Speaker:Hsin-Cheng Huang Distinguished Research Fellow (Institute of Statistical Science, Academia Sinica)

  • Event Date: 2025-05-16
  • Speaker:  /  Host:


Topic:Data Splitting for Statistical Inference: From High-Dimensional Regression to Generative Modeling

Speaker:Hsin-Cheng Huang Distinguished Research Fellow

(Institute of Statistical Science, Academia Sinica)
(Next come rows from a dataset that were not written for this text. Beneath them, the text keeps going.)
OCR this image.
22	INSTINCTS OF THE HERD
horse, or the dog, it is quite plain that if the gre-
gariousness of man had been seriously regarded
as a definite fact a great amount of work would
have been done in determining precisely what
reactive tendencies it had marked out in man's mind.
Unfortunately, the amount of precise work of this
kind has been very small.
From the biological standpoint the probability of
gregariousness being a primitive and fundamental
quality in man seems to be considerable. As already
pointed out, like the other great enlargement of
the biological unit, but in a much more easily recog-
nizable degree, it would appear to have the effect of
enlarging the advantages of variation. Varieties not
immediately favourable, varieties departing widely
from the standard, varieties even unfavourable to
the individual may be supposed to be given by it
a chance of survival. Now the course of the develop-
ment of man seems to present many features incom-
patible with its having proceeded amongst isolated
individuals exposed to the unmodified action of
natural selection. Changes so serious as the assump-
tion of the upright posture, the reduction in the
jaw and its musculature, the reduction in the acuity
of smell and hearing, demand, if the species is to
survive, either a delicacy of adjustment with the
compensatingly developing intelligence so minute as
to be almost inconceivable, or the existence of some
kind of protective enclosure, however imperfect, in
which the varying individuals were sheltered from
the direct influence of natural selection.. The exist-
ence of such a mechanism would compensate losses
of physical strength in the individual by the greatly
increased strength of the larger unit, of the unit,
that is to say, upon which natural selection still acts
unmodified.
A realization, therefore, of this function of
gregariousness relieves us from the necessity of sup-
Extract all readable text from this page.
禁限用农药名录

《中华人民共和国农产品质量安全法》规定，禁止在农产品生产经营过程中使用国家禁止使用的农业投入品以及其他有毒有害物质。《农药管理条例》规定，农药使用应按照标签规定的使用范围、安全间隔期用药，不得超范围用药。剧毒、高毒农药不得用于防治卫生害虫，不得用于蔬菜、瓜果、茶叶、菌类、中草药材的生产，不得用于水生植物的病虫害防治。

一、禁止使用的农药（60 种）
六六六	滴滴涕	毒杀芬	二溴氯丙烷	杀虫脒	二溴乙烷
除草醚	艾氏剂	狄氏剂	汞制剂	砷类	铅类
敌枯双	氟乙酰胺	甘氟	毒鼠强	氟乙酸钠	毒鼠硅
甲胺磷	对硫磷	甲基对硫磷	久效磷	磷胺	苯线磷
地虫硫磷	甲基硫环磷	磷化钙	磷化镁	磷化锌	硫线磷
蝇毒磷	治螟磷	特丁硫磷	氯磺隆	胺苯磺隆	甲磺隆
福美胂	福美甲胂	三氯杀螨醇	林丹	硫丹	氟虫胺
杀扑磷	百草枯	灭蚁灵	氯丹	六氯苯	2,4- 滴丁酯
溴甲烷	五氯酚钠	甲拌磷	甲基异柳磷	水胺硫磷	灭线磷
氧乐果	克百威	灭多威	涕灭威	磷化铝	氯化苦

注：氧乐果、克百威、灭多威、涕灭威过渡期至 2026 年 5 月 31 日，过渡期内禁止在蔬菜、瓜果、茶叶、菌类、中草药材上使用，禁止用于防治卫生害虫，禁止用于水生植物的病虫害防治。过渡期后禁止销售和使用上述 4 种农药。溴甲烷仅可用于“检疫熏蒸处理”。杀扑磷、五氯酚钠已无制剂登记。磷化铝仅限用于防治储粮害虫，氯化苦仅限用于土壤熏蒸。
Time:May 16 (Friday) , 2025, 10:40-11:30 

Place: 4F-427, Assembly Building I


Online Seminars- Google Meet

Abstract
Data splitting is a core principle in statistical learning, offering a structured approach to decouple model training, hyperparameter tuning, and inference. This talk highlights how data splitting enables valid and adaptable inference procedures in two modern settings: high-dimensional regression and generative modeling. In the first part, I present a multi-split framework for assigning valid p-values in high-dimensional regression. The method repeatedly partitions the data into two subsets, using one for variable selection and the other for inference via ordinary least squares regression. Stability selection identifies variables consistently selected across splits, and the resulting dependent p-values are aggregated using a Cauchy combination approach. This yields theoretically justified and interpretable p-values for post-selection inference. In the second part, I discuss ongoing work on calibrating predictive distributions from generative models. Outputs from diffusion models and other complex architectures can be poorly calibrated, especially with limited data. We investigate split conformal prediction as a model-agnostic strategy to construct valid predictive intervals, achieving reliable coverage without requiring a correctly specified generative mechanism.